Social security and Medicare taxes.
Wages paid to employees of section 501(c)(3) organizations are subject to social security and Medicare taxes unless one of the following situations
- The organization pays an employee less than $100 in a calendar year.
- The organization is a church or church-controlled organization opposed for religious reasons to the payment of social security and Medicare
taxes and has filed Form 8274, Certification by Churches and Qualified Church-Controlled Organizations Electing Exemption From Employer
Social Security and Medicare Taxes, to elect exemption from social security and Medicare taxes. The organization must have filed for exemption before
the first date on which a quarterly employment tax return (Form 941) would otherwise be due.
An employee of a church or church-controlled organization that is exempt from social security and Medicare taxes must pay self-employment tax if
the employee is paid $108.28 or more in a year. However, an employee who is a member of a qualified religious sect can apply for an exemption from the
self-employment tax by filing Form 4029, Application for Exemption From Social Security and Medicare Taxes and Waiver of Benefits. See
Members of recognized religious sects opposed to insurance in section 4.
Federal unemployment tax.
An organization that is exempt from income tax under section 501(c)(3) of the Internal Revenue Code is also exempt from the Federal unemployment
(FUTA) tax. This exemption cannot be waived.

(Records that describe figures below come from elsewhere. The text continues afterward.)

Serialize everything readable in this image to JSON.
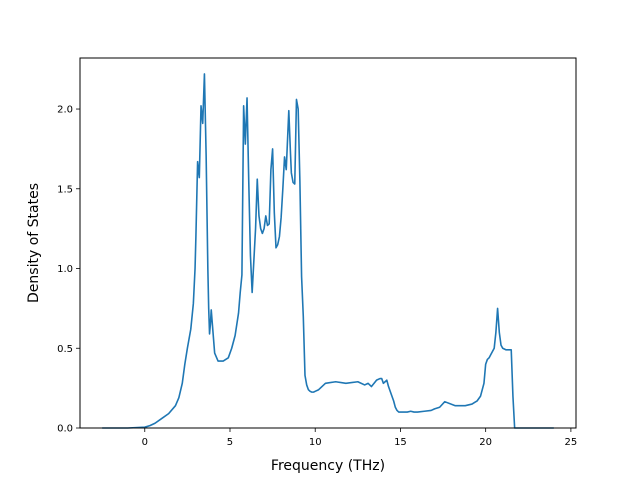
{
  "chart_data": {
    "type": "line",
    "title": "",
    "xlabel": "Frequency (THz)",
    "ylabel": "Density of States",
    "xlim": [
      -3.8,
      25.3
    ],
    "ylim": [
      0.0,
      2.32
    ],
    "xticks": [
      0,
      5,
      10,
      15,
      20,
      25
    ],
    "xtick_labels": [
      "0",
      "5",
      "10",
      "15",
      "20",
      "25"
    ],
    "yticks": [
      0.0,
      0.5,
      1.0,
      1.5,
      2.0
    ],
    "ytick_labels": [
      "0.0",
      "0.5",
      "1.0",
      "1.5",
      "2.0"
    ],
    "grid": false,
    "legend": "none",
    "series": [
      {
        "color": "#1f77b4",
        "x": [
          -2.5,
          -1.0,
          0.0,
          0.3,
          0.6,
          1.0,
          1.4,
          1.8,
          2.0,
          2.2,
          2.35,
          2.5,
          2.7,
          2.85,
          2.95,
          3.0,
          3.1,
          3.2,
          3.3,
          3.4,
          3.5,
          3.6,
          3.7,
          3.75,
          3.8,
          3.85,
          3.9,
          4.1,
          4.3,
          4.6,
          4.9,
          5.1,
          5.3,
          5.5,
          5.6,
          5.7,
          5.8,
          5.9,
          6.0,
          6.1,
          6.2,
          6.3,
          6.4,
          6.5,
          6.6,
          6.7,
          6.8,
          6.9,
          7.0,
          7.1,
          7.2,
          7.3,
          7.4,
          7.5,
          7.6,
          7.7,
          7.8,
          7.9,
          8.0,
          8.1,
          8.2,
          8.3,
          8.45,
          8.55,
          8.6,
          8.7,
          8.8,
          8.9,
          9.0,
          9.1,
          9.2,
          9.3,
          9.4,
          9.5,
          9.6,
          9.7,
          9.8,
          9.9,
          10.0,
          10.2,
          10.6,
          11.2,
          11.8,
          12.5,
          12.9,
          13.1,
          13.3,
          13.6,
          13.8,
          13.9,
          14.0,
          14.1,
          14.2,
          14.3,
          14.5,
          14.6,
          14.7,
          14.8,
          14.9,
          15.0,
          15.2,
          15.4,
          15.6,
          15.8,
          16.0,
          16.4,
          16.8,
          17.0,
          17.3,
          17.6,
          18.2,
          18.8,
          19.2,
          19.35,
          19.5,
          19.7,
          19.9,
          20.0,
          20.1,
          20.2,
          20.3,
          20.5,
          20.6,
          20.7,
          20.8,
          20.9,
          21.0,
          21.2,
          21.5,
          21.6,
          21.7,
          21.8,
          22.0,
          24.0
        ],
        "y": [
          0.0,
          0.0,
          0.005,
          0.015,
          0.03,
          0.06,
          0.09,
          0.14,
          0.19,
          0.28,
          0.4,
          0.5,
          0.62,
          0.78,
          1.0,
          1.2,
          1.67,
          1.57,
          2.02,
          1.91,
          2.22,
          1.71,
          1.0,
          0.75,
          0.59,
          0.65,
          0.74,
          0.47,
          0.42,
          0.42,
          0.44,
          0.5,
          0.58,
          0.72,
          0.85,
          0.96,
          2.02,
          1.78,
          2.07,
          1.55,
          1.08,
          0.85,
          1.05,
          1.25,
          1.56,
          1.33,
          1.25,
          1.22,
          1.25,
          1.33,
          1.27,
          1.28,
          1.62,
          1.75,
          1.35,
          1.13,
          1.15,
          1.2,
          1.32,
          1.5,
          1.7,
          1.62,
          1.99,
          1.72,
          1.6,
          1.54,
          1.53,
          2.06,
          2.0,
          1.55,
          0.95,
          0.7,
          0.33,
          0.27,
          0.24,
          0.23,
          0.225,
          0.225,
          0.23,
          0.24,
          0.28,
          0.29,
          0.28,
          0.29,
          0.27,
          0.28,
          0.26,
          0.3,
          0.31,
          0.31,
          0.28,
          0.29,
          0.3,
          0.26,
          0.2,
          0.17,
          0.13,
          0.11,
          0.1,
          0.1,
          0.1,
          0.1,
          0.105,
          0.1,
          0.1,
          0.105,
          0.11,
          0.12,
          0.13,
          0.165,
          0.14,
          0.14,
          0.15,
          0.16,
          0.17,
          0.2,
          0.28,
          0.4,
          0.43,
          0.44,
          0.46,
          0.5,
          0.6,
          0.75,
          0.6,
          0.52,
          0.5,
          0.49,
          0.49,
          0.2,
          0.0,
          0.0,
          0.0,
          0.0
        ]
      }
    ]
  }
}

An organization wholly owned by a state or its political subdivision should contact the appropriate state official for information about
reporting and getting social security and Medicare coverage for its employees.
Other than section 501(c)(3) organizations.

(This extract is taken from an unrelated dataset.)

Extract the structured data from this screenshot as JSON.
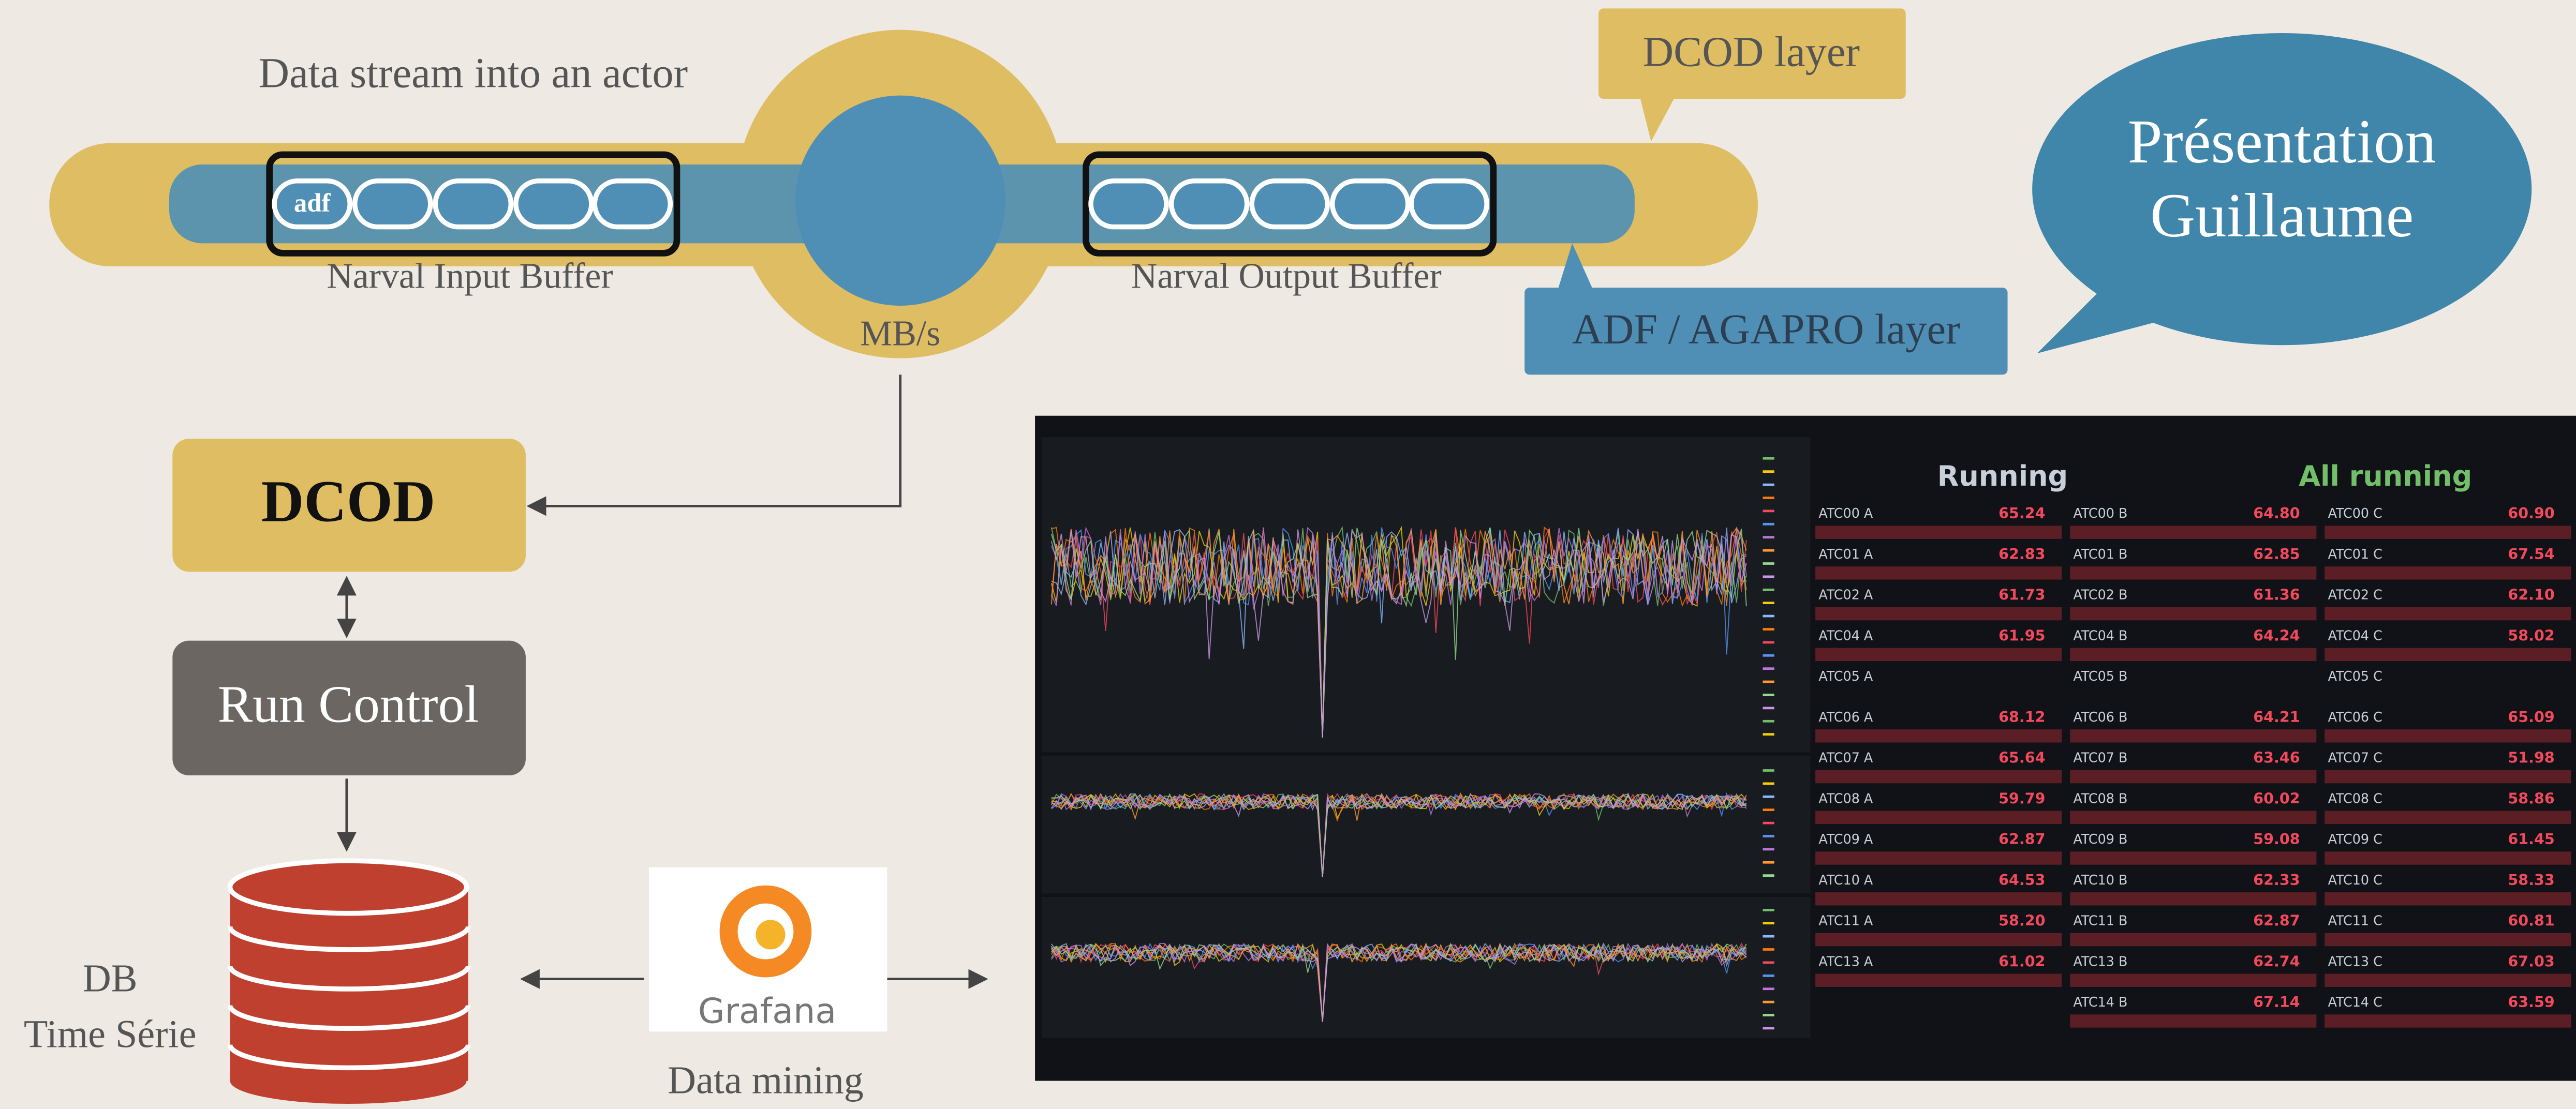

Nonprofit organizations that are not section 501(c)(3) organizations may also be exempt from income tax under section 501(a) or section 521.
However, these organizations are not exempt from withholding income, social security, or Medicare tax from their employees' pay, or from paying FUTA
tax. Two special rules for social security, Medicare, and FUTA taxes apply.
- If an employee is paid less than $100 during a calendar year, his or her wages are not subject to social security and Medicare
- If an employee is paid less than $50 in a calendar quarter, his or her wages are not subject to FUTA tax for the quarter.
The above rules do not apply to employees who work for pension plans and other similar organizations described in section 401(a).